Tuesday, 24 April 2018

Running CUDA samples with Visual Studio 2017

I've been installing the CUDA drivers on a Windows 10 box with Visual Studio 2017, and trying to get the CUDA samples to compile. Although solution files are provided for VS2017 (among other VSs), you will get something similar to the following error when you attempt to compile:
error MSB8036: The Windows SDK version 10.0.15063.0 was not found. Install the required version of Windows SDK or change the SDK version in the project property pages or by right-clicking the solution and selecting "Retarget solution".

Right-clicking on the solution and retargeting gets you a bit further:
fatal error C1189: #error:  -- unsupported Microsoft Visual Studio version! Only the versions 2012, 2013, 2015 and 2017 are supported!
...which is funny, because I am using VS2017. If you dig into it, it's the specific version that's the problem, and there doesn't seem to be an easy fix.

However, a nice feature (finally!) of VS2017 is that you can optionally install other compiler toolchains. If you rerun your VS2017 Installer, and find the Modify option (under More), you will see a whole bunch of extra features you can install under "Individual components". The one of interest here is "VC++ 2015.3 v140 toolset for desktop". Once installed, you can instead open the Visual Studio 2015 solutions, and the good news is that these successfully compile.

Saturday, 14 April 2018

Generating multiple SMILES

While sometimes presented as a negative, the ability to generate multiple SMILES strings for the same molecule can also be a positive, particularly when you want to avoid bias (e.g. machine learning from SMILES - see here and here) or check that an algorithm is atom-order invariant.

Here are two different ways to generate multiple SMILES strings for the same molecule using Open Babel (without introducing dot disconnections). As an example, let's consider my favourite molecule: c1ccccc1C(=O)Cl.

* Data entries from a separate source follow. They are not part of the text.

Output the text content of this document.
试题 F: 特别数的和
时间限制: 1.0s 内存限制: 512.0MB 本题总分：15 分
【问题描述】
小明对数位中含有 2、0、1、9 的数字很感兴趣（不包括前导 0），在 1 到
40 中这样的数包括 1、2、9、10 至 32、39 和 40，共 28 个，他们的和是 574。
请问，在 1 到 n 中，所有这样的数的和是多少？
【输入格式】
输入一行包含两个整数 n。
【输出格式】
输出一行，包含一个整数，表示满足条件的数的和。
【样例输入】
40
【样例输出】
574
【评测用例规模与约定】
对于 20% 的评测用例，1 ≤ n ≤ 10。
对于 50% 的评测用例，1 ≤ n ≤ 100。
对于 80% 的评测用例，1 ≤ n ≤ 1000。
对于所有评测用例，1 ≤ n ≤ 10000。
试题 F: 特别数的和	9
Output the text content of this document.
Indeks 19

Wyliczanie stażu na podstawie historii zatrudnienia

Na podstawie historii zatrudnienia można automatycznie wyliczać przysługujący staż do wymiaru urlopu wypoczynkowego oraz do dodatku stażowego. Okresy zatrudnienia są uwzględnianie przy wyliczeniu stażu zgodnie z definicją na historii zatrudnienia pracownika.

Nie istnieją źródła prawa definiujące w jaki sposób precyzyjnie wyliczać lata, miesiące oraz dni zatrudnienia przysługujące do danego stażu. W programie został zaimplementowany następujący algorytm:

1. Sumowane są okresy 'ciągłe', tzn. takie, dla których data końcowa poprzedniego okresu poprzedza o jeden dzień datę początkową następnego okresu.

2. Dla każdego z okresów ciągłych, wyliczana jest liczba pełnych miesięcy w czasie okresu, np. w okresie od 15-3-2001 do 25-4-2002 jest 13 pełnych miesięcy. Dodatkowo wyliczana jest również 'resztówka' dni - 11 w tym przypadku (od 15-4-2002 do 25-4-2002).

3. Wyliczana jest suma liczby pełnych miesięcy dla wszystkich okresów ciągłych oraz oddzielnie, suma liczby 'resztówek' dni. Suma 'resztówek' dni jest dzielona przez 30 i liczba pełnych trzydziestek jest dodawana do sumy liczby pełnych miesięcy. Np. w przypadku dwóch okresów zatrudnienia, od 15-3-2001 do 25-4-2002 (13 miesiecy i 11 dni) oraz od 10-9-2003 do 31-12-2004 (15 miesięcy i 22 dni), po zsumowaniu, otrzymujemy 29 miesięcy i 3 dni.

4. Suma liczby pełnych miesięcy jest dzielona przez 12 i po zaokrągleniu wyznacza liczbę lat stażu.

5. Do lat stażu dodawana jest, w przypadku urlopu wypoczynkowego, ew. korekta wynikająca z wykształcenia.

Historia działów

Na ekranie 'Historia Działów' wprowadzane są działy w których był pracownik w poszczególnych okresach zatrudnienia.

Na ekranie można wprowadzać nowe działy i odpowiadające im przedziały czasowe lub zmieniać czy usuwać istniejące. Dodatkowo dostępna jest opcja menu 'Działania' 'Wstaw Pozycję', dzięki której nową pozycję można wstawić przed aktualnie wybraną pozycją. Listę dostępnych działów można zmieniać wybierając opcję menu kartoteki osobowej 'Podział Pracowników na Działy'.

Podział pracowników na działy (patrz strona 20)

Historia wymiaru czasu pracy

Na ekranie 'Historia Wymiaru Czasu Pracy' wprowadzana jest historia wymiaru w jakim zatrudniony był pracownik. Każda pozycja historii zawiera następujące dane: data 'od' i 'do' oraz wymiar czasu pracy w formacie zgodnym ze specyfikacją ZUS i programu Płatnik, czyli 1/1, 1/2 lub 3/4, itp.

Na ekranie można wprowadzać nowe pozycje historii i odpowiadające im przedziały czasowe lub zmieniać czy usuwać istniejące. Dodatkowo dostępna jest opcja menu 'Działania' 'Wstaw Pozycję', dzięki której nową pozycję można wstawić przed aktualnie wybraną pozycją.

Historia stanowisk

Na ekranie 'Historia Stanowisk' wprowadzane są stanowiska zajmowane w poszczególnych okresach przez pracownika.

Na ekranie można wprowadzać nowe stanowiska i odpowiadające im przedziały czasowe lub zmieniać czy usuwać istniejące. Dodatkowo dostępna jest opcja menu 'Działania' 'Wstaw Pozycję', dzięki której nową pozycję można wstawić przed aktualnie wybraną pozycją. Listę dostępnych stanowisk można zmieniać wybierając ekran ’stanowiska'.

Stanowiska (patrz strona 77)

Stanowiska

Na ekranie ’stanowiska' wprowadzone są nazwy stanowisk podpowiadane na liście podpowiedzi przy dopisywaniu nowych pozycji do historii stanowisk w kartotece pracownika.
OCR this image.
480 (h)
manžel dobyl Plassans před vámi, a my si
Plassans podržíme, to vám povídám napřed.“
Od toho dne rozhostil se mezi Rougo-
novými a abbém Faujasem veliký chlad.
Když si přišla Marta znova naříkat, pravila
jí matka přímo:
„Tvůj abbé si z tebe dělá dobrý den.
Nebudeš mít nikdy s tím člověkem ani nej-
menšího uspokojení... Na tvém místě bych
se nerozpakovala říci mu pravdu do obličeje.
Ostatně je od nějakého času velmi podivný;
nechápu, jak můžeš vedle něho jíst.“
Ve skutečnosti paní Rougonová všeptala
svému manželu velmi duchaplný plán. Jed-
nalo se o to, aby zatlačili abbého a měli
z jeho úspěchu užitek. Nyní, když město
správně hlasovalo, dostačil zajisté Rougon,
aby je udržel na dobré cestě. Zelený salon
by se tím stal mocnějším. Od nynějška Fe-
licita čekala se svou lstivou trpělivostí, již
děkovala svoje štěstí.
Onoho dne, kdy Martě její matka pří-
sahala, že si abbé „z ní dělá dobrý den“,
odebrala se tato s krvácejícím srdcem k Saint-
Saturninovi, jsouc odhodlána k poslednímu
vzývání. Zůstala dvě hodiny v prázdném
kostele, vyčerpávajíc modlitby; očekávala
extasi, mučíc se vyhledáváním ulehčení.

The first approach is to use canonical SMILES...except that the canonical labels are generated randomly. You can do this directly at the commandline (see "obabel -Hsmi" for more info):
>obabel -:c1ccccc1C(=O)Cl -osmi -xC
O=C(c1ccccc1)Cl

Each time you do it, a different random SMILES string will be generated [1], up to a total of 16 variants (in this case):
C(=O)(Cl)c1ccccc1
C(=O)(c1ccccc1)Cl
ClC(=O)c1ccccc1
O=C(Cl)c1ccccc1
O=C(c1ccccc1)Cl
c1(C(=O)Cl)ccccc1
c1(ccccc1)C(=O)Cl
c1c(C(=O)Cl)cccc1
c1c(cccc1)C(=O)Cl
c1cc(C(=O)Cl)ccc1
c1cc(ccc1)C(=O)Cl
c1ccc(C(=O)Cl)cc1
c1ccc(cc1)C(=O)Cl
c1cccc(C(=O)Cl)c1
c1cccc(c1)C(=O)Cl
c1ccccc1C(=O)Cl

We can generate even more variants by specifying the output order directly - this overrides some decisions that are usually left to the SMILES writer and allows us, for example, to force single bonds to be followed before double bonds:
>obabel -:c1ccccc1C(=O)Cl -osmi -xo 1-2-3-4-5-6-7-9-8
c1ccccc1C(Cl)=O

Using this approach, 32 variants can be generated:
C(=O)(Cl)c1ccccc1
C(=O)(c1ccccc1)Cl
C(Cl)(=O)c1ccccc1
C(Cl)(c1ccccc1)=O
C(c1ccccc1)(=O)Cl
C(c1ccccc1)(Cl)=O
ClC(=O)c1ccccc1
ClC(c1ccccc1)=O
O=C(Cl)c1ccccc1
O=C(c1ccccc1)Cl
c1(C(=O)Cl)ccccc1
c1(C(Cl)=O)ccccc1
c1(ccccc1)C(=O)Cl
c1(ccccc1)C(Cl)=O
c1c(C(=O)Cl)cccc1
c1c(C(Cl)=O)cccc1
c1c(cccc1)C(=O)Cl
c1c(cccc1)C(Cl)=O
c1cc(C(=O)Cl)ccc1
c1cc(C(Cl)=O)ccc1
c1cc(ccc1)C(=O)Cl
c1cc(ccc1)C(Cl)=O
c1ccc(C(=O)Cl)cc1
c1ccc(C(Cl)=O)cc1
c1ccc(cc1)C(=O)Cl
c1ccc(cc1)C(Cl)=O
c1cccc(C(=O)Cl)c1
c1cccc(C(Cl)=O)c1
c1cccc(c1)C(=O)Cl
c1cccc(c1)C(Cl)=O
c1ccccc1C(=O)Cl
c1ccccc1C(Cl)=O

In summary, these approaches allow you to generate all possible SMILES strings consistent with a depth-first ordering of atoms [2], starting from different points and choosing different routes at each branch point. For machine learning, I'd imagine that the first approach would be preferred as the second approach will generate SMILES strings that will contain substrings that would never be observed normally (in Open Babel SMILES).

Python code

import random
random.seed(1)
import pybel

def randomlabels(mol, N):
    ans = set()
    for i in range(N):
        ans.add(mol.write("smi", opt={"C":True}).rstrip())
    return sorted(list(ans))

def randomorder(mol, N):
    ans = set()
    numatoms = mol.OBMol.NumAtoms()
    for i in range(N):
        idxs = list(range(1, numatoms+1))
        random.shuffle(idxs)
        optval = "-".join(str(x) for x in idxs)
        ans.add(mol.write("smi", opt={"o": optval}).rstrip())
    return sorted(list(ans))

if __name__ == "__main__":
    mol = pybel.readstring("smi", "c1ccccc1C(=O)Cl")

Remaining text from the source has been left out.